By long block, I meant the block and heads... no manifolds, accessories, sensors, etc.
so am I in deep doo doo with this?
Good luck; I am not sure how deep the "doo" goes, but you will not find out without digging....
Who chose the engine; you or the shop?
His side is that I picked out the engine and he went to check it out as a favor and that I didn't do my homework .... I'm trying to keep this from becoming a finger pointing contest ... the junkyard has a very good reputation so I'm hoping they will be simpathetic .. the reality is the engine doesn't fit ... am I in Fantasyland thinking they will take it back?
Thank you guys for all your help!!! I'll let you know how it works out
Be Well .. Peace
It ain't over yet ....
If the replacement engine is not overhauled, be sure to check for head gasket problems before you install it!
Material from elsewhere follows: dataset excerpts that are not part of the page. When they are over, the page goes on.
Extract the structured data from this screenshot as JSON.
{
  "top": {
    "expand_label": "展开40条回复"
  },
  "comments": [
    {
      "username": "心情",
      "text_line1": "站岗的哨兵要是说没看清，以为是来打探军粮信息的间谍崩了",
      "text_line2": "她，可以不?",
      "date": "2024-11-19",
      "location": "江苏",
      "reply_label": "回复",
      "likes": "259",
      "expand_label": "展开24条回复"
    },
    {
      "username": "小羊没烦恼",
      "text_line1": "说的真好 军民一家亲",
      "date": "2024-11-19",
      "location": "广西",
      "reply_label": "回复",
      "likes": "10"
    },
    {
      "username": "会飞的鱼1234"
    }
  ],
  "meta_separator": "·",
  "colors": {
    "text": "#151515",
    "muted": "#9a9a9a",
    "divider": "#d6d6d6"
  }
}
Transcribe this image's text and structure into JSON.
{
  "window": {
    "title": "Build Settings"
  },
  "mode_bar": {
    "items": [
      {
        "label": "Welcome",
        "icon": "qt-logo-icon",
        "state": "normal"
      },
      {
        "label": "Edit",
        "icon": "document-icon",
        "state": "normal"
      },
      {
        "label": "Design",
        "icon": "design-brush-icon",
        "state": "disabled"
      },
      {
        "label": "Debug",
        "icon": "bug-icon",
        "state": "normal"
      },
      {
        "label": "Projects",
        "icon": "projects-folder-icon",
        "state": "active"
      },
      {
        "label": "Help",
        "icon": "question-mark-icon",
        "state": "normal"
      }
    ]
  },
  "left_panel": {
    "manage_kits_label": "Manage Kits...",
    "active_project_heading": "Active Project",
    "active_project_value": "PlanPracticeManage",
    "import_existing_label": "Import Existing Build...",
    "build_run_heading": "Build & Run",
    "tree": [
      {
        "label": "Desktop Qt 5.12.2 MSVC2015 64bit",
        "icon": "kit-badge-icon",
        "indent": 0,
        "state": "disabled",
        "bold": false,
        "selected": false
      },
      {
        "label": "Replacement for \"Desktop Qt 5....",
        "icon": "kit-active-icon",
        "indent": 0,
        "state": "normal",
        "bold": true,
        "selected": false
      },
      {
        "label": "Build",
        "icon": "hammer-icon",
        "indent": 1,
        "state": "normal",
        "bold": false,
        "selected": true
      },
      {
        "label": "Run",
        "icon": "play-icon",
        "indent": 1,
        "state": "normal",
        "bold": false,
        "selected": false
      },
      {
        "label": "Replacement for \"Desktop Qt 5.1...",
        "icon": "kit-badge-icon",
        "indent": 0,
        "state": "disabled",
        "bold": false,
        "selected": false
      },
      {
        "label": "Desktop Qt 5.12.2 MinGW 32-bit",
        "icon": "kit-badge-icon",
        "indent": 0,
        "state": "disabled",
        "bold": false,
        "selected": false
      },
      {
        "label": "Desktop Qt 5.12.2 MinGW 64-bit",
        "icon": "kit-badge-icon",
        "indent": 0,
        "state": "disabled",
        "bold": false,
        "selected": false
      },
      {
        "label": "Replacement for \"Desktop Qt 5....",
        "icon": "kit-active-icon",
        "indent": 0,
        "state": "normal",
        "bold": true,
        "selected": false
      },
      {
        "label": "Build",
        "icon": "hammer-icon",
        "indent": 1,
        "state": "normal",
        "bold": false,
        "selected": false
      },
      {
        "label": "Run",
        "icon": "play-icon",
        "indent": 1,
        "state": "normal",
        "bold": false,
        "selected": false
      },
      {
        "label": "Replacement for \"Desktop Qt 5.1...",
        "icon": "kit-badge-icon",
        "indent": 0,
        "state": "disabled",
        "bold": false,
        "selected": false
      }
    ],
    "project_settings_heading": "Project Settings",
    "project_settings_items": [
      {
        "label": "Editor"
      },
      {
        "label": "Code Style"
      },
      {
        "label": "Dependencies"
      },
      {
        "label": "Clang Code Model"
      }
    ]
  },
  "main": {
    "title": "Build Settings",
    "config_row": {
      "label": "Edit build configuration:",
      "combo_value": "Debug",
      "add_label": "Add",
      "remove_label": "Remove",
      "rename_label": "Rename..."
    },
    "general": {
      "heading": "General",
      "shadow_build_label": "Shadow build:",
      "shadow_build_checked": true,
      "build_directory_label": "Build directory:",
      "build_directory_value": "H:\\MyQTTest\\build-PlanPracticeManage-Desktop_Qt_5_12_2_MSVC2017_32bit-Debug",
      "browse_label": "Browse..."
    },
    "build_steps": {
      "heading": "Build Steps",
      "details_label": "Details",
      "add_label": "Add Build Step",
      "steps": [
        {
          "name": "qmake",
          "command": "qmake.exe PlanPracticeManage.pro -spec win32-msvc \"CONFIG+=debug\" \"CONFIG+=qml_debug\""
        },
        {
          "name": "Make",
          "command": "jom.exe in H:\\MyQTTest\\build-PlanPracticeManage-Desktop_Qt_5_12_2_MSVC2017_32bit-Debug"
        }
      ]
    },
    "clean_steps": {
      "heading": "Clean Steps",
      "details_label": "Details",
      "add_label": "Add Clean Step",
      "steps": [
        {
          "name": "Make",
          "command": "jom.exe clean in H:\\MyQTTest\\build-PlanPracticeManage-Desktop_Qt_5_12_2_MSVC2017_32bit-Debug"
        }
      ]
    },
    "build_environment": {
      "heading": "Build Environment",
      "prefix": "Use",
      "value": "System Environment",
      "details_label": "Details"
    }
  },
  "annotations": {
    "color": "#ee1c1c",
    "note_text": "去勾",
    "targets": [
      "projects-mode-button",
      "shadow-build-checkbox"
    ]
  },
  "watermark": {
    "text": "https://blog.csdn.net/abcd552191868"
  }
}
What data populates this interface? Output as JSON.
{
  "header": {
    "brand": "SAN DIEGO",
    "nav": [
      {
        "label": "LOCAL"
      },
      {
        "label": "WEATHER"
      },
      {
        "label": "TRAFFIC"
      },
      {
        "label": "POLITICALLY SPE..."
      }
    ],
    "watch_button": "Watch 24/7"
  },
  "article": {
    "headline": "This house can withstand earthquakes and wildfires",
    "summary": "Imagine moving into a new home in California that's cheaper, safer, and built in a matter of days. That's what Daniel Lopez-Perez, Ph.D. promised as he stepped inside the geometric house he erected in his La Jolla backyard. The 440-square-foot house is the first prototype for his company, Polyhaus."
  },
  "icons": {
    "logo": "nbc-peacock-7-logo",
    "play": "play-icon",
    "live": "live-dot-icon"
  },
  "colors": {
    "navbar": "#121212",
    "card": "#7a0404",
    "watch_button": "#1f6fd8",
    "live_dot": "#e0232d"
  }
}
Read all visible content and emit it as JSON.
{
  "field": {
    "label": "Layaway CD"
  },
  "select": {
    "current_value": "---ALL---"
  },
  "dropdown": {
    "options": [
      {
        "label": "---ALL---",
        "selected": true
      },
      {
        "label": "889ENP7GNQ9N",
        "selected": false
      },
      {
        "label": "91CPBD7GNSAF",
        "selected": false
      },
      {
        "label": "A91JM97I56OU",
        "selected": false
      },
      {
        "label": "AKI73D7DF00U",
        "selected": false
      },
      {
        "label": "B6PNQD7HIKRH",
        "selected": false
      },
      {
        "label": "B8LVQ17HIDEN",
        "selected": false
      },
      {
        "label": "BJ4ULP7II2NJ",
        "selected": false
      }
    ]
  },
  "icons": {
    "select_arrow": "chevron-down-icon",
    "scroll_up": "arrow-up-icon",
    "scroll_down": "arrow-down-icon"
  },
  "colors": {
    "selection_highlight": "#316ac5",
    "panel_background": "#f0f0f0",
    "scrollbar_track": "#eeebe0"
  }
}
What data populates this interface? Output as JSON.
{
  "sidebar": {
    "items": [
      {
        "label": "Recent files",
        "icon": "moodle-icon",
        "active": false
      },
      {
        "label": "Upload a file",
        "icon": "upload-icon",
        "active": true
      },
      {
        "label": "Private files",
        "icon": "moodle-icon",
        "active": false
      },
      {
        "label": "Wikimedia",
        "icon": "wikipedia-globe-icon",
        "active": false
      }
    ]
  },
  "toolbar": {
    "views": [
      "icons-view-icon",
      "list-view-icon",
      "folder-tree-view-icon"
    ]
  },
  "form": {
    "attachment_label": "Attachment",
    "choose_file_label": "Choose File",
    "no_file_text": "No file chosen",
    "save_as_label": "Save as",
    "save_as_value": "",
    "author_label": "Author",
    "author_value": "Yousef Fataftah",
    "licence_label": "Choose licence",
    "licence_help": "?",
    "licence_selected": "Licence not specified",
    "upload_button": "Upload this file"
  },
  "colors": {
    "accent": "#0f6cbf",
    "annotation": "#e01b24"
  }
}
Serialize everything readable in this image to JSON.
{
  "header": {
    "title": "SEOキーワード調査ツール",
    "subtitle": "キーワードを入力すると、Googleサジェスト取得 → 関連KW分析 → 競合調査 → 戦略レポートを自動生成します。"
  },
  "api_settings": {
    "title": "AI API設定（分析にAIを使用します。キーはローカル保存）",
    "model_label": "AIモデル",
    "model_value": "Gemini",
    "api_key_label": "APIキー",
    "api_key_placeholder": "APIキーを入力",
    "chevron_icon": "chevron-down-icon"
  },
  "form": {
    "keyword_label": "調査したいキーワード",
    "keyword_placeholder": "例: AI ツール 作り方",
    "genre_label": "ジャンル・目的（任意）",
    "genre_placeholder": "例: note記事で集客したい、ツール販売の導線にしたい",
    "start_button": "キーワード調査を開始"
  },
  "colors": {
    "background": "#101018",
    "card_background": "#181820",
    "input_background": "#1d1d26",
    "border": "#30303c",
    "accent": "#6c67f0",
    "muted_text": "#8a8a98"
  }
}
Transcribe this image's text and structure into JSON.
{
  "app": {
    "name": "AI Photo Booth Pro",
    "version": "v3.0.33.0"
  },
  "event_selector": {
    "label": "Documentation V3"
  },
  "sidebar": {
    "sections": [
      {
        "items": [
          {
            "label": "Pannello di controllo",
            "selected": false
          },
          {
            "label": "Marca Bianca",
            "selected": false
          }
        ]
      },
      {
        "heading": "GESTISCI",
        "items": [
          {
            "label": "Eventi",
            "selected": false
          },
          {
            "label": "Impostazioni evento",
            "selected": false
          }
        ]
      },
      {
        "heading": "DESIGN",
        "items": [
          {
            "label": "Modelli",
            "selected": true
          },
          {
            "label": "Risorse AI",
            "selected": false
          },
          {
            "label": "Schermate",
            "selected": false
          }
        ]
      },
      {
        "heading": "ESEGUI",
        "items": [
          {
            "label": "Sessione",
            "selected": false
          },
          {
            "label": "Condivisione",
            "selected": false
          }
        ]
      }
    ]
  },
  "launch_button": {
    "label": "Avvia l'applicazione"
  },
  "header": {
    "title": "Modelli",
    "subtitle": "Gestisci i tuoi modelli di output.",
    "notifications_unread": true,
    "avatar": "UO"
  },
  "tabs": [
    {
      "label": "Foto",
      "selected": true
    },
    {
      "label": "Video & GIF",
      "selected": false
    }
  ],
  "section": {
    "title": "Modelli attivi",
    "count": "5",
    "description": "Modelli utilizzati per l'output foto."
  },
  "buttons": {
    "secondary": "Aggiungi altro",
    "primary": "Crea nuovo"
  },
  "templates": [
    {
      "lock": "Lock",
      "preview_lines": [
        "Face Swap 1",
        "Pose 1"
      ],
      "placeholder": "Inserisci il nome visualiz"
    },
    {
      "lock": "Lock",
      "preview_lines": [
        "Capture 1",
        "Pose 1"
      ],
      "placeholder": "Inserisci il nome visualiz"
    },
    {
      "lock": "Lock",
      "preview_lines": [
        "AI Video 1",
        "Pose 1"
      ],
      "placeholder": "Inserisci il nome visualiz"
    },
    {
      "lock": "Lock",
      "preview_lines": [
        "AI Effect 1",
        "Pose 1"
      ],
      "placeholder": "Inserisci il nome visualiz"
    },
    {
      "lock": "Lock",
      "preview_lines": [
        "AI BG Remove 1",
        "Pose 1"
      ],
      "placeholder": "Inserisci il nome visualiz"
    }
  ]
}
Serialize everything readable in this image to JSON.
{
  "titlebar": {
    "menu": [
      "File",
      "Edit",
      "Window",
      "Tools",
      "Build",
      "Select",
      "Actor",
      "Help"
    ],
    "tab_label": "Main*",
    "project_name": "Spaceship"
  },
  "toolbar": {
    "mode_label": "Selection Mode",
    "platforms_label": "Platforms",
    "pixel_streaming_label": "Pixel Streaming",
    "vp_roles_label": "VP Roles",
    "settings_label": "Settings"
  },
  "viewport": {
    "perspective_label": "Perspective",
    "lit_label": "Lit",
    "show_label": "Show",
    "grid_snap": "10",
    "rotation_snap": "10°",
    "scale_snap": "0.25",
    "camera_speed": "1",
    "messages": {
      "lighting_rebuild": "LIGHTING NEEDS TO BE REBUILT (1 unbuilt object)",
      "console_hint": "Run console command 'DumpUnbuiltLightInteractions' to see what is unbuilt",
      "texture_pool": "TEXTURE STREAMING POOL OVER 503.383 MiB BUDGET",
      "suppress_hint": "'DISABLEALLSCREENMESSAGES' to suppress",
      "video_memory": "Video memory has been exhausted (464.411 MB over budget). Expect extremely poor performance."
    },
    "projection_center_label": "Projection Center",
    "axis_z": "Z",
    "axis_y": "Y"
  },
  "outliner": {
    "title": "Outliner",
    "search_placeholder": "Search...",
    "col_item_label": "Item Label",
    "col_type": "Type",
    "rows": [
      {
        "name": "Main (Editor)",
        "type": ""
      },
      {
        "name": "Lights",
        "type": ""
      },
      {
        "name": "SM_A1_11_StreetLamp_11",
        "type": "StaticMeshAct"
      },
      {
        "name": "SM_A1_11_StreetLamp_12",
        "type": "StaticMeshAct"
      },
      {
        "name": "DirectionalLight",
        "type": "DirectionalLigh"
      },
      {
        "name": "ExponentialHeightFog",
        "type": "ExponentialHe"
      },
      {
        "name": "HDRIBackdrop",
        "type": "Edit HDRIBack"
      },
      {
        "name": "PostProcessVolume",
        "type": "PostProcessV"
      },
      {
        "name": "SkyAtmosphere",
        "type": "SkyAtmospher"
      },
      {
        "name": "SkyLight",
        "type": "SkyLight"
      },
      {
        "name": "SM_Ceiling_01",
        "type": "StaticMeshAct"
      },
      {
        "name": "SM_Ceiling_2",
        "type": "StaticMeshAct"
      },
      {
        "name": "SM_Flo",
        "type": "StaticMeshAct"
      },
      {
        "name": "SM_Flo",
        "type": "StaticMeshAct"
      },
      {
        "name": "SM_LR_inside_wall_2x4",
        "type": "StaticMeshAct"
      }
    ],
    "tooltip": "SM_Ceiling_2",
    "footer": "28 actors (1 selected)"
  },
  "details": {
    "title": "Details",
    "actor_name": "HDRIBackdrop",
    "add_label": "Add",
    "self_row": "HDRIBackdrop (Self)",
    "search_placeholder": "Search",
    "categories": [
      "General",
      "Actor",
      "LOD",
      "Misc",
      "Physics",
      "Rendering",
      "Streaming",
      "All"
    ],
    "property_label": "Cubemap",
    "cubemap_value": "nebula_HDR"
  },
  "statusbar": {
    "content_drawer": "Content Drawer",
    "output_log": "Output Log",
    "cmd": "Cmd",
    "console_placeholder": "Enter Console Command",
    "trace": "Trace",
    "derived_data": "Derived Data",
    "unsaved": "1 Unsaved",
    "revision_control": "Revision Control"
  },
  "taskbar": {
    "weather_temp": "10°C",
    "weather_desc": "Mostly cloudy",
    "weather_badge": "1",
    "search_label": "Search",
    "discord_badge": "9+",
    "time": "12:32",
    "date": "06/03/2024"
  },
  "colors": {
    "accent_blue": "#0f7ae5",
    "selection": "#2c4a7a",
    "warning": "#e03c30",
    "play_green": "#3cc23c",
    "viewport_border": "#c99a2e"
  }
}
No reason to move from one headache to another.... or tear the engine out of the car yet again!
Tbird
mechanic didn't use my intake manifold, the one on the junkyard engine connected all but on sensor on intake ... mmmmm a clue perhaps .... I was also wondering if that AT oil screen needed to be changed .... years ago I remember that being a simple fix when you thought you had major problems ... any thoughts!!!
Thanx!! been 5 weeks without car now .. good thing I use a bicycle alot
Here is information on that, located at this website.
P1705 excessively high or low voltage input from TPS sensor
When testing a tps sensor code like this P1705 code, check the signal wire voltage for any signs of glitch. This can be done manually without running the engine. With key on engine off, monitor the signal wire voltage from idle (close throttle) and up to high idle (WOT or wide open throttle position) by moving the throttle linkage. The transistion from idle to high idle should be reflected in the voltage readings like a gradually increasing pattern. If there is a sudden change or a glitch, replace the TPS sensor. Please note also that a regular tps sensor usually has 3 wires: a voltage reference wire, a signal wire and a ground wire. Except the signal wires, the other 2 wires should have steady voltage readings regardless of the throttle linkage position.
For advance testing, garages can usually monitor the voltage of the TPS signal wire while the engine is running. Using a special scanner, the voltage can be watched while cruising in order to see if the value of the signal wire voltage will change. This is particularly important if the code P1705 only appears intermittently. For precaution, check the integrity of the signal wires from the TPS sensor plug-in up to 12 inches away. To do this, splice the wiring harness and check if there is any short (bump) in the signal wire which could be rubbing metal before this code came on.
With regard to the AT Oil Temp light and non-shifting, I wonder if there is a connector not properly seated on the transmission - it sounds to me like the engine control module and transmission control module are not talking! They have to talk if you want the tranny to shift out of 1st. By default, it will work in P, R, N, and 1 without input from the engine control module, but that unit tells it when/if to up or down shift through the other forward gears.
The Lemon law in California states that if it is brought in for four times for the SAME thing.
I have secured an attorney to deal with Subaru.
Then last week I hear that Subaru and a few other car mfgs have been cited for engines that burn oil, and NTSA has recommended they pay owners for related engine problems.
Thinking I should have bought a Honda!